True version history
Since CVS is limited to file versioning, operations such as copies and
renames—which might happen to files, but which are really changes to the
contents of some containing directory—aren't supported in CVS. Additionally, in
CVS you cannot replace a versioned file with some new thing of the same name
without the new item inheriting the history of the old—perhaps completely
unrelated— file. With Subversion, you can add, delete, copy, and rename both
files and directories. And every newly added file begins with a fresh, clean
history all its own.
Atomic commits
A collection of modifications either goes into the repository completely, or not
at all.
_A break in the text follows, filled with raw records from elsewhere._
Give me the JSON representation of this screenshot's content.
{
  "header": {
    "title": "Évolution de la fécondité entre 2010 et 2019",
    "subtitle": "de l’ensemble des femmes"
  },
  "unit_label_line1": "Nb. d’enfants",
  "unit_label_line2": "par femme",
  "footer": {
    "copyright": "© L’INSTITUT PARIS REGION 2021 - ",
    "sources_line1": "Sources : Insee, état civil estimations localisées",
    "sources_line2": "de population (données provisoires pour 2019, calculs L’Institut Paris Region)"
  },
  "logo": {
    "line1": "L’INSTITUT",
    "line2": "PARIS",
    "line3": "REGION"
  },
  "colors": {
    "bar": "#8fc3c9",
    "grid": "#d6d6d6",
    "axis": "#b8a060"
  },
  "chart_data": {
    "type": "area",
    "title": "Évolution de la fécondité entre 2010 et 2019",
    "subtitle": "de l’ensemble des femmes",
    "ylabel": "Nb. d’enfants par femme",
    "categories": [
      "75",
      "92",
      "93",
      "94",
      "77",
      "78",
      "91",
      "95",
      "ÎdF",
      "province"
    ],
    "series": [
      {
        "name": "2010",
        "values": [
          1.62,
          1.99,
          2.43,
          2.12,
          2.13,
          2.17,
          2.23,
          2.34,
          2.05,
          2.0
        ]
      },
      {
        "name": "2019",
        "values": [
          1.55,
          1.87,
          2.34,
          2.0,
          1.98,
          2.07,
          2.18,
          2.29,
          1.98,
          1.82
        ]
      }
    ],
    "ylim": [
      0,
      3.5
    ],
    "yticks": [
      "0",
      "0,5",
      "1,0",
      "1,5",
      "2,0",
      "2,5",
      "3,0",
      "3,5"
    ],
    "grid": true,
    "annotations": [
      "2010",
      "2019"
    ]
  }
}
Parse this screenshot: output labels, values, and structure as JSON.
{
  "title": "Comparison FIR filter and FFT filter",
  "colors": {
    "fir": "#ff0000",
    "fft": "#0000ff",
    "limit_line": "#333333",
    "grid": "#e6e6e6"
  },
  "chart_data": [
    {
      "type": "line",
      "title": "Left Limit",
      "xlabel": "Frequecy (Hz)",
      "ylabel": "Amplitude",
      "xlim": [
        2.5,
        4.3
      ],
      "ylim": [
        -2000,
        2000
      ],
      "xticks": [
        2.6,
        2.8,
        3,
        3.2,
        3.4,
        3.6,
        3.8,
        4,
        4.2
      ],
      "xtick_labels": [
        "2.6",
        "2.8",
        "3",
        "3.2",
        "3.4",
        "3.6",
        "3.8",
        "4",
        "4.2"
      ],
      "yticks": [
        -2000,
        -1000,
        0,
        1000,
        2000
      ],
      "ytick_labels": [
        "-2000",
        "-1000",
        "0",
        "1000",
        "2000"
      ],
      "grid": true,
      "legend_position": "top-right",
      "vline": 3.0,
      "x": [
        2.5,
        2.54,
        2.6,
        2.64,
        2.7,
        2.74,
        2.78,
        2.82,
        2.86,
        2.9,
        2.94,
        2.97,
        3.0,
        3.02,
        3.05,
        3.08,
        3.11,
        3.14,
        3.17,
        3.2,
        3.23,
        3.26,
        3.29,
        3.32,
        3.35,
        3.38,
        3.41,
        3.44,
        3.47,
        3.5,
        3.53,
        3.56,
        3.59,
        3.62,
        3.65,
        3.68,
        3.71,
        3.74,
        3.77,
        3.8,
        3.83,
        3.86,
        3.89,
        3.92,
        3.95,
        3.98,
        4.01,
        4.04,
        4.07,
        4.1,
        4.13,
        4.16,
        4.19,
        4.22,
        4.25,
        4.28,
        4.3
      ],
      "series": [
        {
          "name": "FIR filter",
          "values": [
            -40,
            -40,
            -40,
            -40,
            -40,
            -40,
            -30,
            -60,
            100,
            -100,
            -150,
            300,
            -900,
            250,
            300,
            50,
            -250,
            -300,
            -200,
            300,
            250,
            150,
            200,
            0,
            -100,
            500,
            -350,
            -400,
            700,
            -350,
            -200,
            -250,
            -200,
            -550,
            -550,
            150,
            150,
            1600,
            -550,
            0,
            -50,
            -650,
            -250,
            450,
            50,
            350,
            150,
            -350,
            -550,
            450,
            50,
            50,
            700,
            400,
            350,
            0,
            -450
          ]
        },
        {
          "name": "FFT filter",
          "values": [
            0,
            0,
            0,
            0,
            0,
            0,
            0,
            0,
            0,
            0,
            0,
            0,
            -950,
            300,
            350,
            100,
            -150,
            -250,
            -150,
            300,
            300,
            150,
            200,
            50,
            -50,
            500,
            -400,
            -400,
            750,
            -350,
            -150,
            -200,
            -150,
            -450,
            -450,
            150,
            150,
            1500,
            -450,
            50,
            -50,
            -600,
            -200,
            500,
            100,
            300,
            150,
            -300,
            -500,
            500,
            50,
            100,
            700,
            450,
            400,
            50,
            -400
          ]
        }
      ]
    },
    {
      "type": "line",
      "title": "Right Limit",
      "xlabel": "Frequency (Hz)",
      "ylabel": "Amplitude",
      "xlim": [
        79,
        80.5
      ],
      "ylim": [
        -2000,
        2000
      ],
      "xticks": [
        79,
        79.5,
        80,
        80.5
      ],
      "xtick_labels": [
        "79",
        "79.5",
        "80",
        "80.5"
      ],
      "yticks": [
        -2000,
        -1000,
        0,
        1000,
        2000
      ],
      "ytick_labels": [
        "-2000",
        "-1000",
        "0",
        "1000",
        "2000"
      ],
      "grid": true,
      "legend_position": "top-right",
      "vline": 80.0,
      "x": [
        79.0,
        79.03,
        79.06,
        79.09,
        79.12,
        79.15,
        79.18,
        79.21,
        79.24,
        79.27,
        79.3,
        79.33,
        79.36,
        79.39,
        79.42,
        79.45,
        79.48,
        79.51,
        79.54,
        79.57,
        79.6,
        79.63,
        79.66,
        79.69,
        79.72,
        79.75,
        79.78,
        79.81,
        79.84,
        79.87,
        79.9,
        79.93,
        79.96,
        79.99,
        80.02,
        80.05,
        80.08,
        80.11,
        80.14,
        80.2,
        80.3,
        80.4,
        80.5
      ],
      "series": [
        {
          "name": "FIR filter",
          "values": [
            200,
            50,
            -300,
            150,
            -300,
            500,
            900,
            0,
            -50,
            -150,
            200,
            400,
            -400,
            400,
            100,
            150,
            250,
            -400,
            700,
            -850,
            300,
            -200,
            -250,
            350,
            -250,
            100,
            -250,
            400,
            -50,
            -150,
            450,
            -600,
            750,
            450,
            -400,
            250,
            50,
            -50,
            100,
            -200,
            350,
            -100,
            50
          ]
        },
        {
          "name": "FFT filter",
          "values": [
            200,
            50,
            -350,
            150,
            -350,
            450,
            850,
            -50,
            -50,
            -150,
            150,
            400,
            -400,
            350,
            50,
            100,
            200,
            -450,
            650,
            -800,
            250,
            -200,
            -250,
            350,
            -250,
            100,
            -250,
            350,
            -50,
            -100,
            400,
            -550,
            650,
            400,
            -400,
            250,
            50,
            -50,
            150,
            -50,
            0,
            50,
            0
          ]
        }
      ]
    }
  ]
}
This allows developers to construct and commit changes as logical
chunks, and prevents problems that can occur when only a portion of a set of
changes is successfully sent to the repository.
Versioned metadata
Each file and directory has a set of properties—keys and their values—
associated with it. You can create and store any arbitrary key/value pairs you
wish. Properties are versioned over time, just like file contents.
Choice of network layers
Subversion has an abstracted notion of repository access, making it easy for
people to implement new network mechanisms. Subversion can plug into the Apache
HTTP Server as an extension module. This gives Subversion a big advantage in
stability and interoperability, and instant access to existing features provided
by that server—authentication, authorization, wire compression, and so on. A
more lightweight, standalone Subversion server process is also available. This
server speaks a custom protocol which can be easily tunneled over SSH.
Consistent data handling
Subversion expresses file differences using a binary differencing algorithm,
which works identically on both text (human-readable) and binary
(human-unreadable) files. Both types of files are stored equally compressed in
the repository, and differences are transmitted in both directions across the
network.
Efficient branching and tagging
The cost of branching and tagging need not be proportional to the project size.
Subversion creates branches and tags by simply copying the project, using a
mechanism similar to a hard-link. Thus these operations take only a very small,
constant amount of time.
Hackability
Subversion has no historical baggage; it is implemented as a collection of
shared C libraries with well-defined APIs. This makes Subversion extremely
maintainable and usable by other applications and languages.